I was studying the L40 and RTX 6000 Ada technical data sheets and wondering about the different FP16/FP8 TFLOP specs.
According to the data sheets, both GPUs are Ada-based, feature 4th Gen TensorCores, and have 18,176 CUDA Cores as well as 568 TensorCores. Apart from minor GPU frequency and VRAM differences, the GPUs should then have roughly equal FP32, FP16, and FP8 throughput?
However, the L40 datasheet says:
FP16: 181 / 362 (sparse) TFLOPs
FP8: 362 / 724 (sparse) TFLOPs
Whereas the RTX 6000 Ada does not specifically list FP16/FP8 performance but rather just “1457 TFLOPs TensorCore performance” and then states in the footnote that this is FP8/sparsity.
So why does RTX 6000 Ada have double the FP8 peak performance in comparison to L40? I would have expected the L40 (datacenter) to at least be similar in speed.
Furthermore, what would the non-sparsity FP8 performance of RTX6000 Ada? Half like in all the other cases? It is not stated in the datasheet.
Last but not least: RTX 6000 Ada datasheet does not state FP16 performance at all. Does it not support FP16 Ops?
Hello @daniel.speck ad welcome to the NVIDIA developer community!
You are right, the underlying architecture is very much similar beside a small difference in Bandwidth, and most performance numbers are the same even on the datasheet.
But the overall board design is very much different since they are targeting different use-cases with different system constraints regarding cooling, Multi-GPU and vGPU setups etc. For those reasons alone there is a certain difference in specs to be expected.
That said, the double peak performance in FP8 that you infer can be also be related to other factors, one of which might be as simple as a typo in the datasheet, which I am trying to find out now.
And in case you are considering buying one or the other, you should get into contact with our or our partners’ sales support and clarify your questions. They will be much better qualified to identify your needs and what solution might fit your requirements.
Sure, but does this really extend to FP16, for example, not being available on the RTX 6000 Ada?
Yes, I am considering buying RTX 6000 Ada or L40 atm. Multiple actually. We are in contact with an official NVIDIA partner for that but they actually linked to the datasheets, thus my question here.
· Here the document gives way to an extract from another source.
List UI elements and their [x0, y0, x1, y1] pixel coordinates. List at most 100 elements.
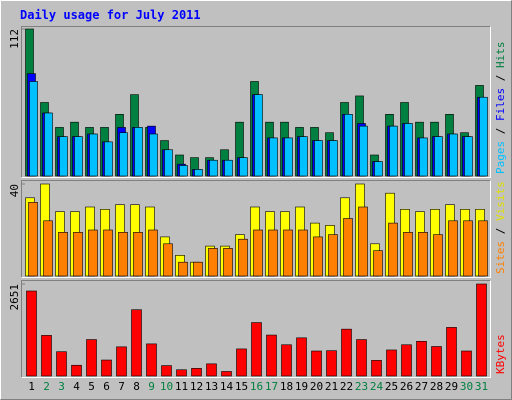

To be precise: for a research project we are currently looking at different 4x/8x GPU server setups of which we want to buy multiple and consider RTX 6000 Ada and L40 atm.
Sure, but does this really extend to FP16, for example, not being available on the RTX 6000 Ada?
Oh, I didn’t say that, sorry if it sounded that way. To my knowledge there is no reason why RTX6000 Ada would not support FP16 for example through CUDA. It is simply not pointed out specifically in the data sheet for some reason.
May I ask where you are situated? It might be a good idea if you ask the NVIDIA partner if they can get you in contact with a local/regional Solutions Architect directly from NVIDIA.
However, I think it would be good for everyone stumbling upon this thread here to know if whether there was a typo on the datasheets and what the correct FP8/FP16 speeds for both GPUs (L40 and RTX 6000 Ada) would be.
The short answer is that the spec details in the respective PDF files are correct.
They are not written in a way to be directly comparable because those GPUs serve completely different needs.
To learn more about which target workload of the different product areas fits your specific requirements bets you need to get into contact with a regional sales representative.
I am sorry if this does not exactly answer your question.